Nach den Äußerungen Wagenknechts dürfte der sogenannten Brombeer-Koalition in Thüringen nur noch wenig im Weg stehen. Der Vertrag wird am Freitagnachmittag in Erfurt vorgestellt und muss danach noch vom Landesausschuss der CDU und von einem Landesparteitag des BSW gebilligt werden. Die SPD plant eine Online-Befragung ihrer Mitglieder. 
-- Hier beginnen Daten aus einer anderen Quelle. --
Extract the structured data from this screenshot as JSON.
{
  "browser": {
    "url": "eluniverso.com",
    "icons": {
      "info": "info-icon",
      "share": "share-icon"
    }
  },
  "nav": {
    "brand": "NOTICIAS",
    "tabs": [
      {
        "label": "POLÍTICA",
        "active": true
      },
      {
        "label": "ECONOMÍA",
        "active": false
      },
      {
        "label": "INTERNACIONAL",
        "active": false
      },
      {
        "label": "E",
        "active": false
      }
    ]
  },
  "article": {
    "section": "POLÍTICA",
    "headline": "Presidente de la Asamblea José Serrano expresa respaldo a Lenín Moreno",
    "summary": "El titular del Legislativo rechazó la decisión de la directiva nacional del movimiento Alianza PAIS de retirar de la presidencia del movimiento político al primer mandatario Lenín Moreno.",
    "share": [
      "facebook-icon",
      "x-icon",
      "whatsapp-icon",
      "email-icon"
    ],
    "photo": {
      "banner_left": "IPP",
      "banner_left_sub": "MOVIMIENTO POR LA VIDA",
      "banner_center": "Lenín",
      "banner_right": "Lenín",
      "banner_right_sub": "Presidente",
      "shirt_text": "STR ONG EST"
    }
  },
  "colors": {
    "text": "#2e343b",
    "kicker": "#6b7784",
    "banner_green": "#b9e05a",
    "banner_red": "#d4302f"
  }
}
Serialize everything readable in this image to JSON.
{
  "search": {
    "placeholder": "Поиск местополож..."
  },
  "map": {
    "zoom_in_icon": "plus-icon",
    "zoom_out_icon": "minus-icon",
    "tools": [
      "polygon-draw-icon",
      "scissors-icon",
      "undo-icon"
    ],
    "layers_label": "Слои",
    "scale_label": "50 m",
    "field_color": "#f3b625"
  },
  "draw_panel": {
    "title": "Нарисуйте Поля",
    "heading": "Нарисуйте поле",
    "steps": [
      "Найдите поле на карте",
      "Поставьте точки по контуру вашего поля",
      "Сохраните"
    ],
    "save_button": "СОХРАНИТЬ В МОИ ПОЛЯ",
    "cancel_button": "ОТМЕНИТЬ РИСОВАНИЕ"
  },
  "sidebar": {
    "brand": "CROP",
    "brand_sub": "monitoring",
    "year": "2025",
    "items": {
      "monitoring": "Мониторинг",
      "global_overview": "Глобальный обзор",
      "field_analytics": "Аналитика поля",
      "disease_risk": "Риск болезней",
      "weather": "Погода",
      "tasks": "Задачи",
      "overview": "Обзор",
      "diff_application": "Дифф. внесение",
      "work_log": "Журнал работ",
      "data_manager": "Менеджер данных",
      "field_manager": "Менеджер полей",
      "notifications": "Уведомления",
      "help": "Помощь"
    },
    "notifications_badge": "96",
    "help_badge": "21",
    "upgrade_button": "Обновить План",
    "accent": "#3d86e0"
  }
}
Wolf soll Finanzministerium erhalten

Die Wahl von CDU-Landeschef Mario Voigt zum Ministerpräsidenten ist für Mitte Dezember geplant. Da die Koalition nur über 44 der 88 Stimmen im Landtag verfügt, wird damit gerechnet, dass der Regierungschef erst im dritten Wahlgang mit relativer Mehrheit bestimmt wird. Theoretisch könnte selbst dann die Wahl in einem Patt enden, falls die AfD in der geheimen Abstimmung den angekündigten Linke-Kandidaten unterstützen würde.

Unabhängig davon müssen die drei Partner noch die Kabinettsliste beraten. Die Zahl der Ministerien wird nicht verändert, allerdings dürfte es neue Zuschnitte geben. BSW-Landeschefin Katja Wolf soll Vizeministerpräsidentin und Finanzministerin werden. Unklar ist derzeit, ob der SPD-Landesvorsitzende Georg Maier Innenminister bleibt oder das Wirtschaftsressort übernimmt.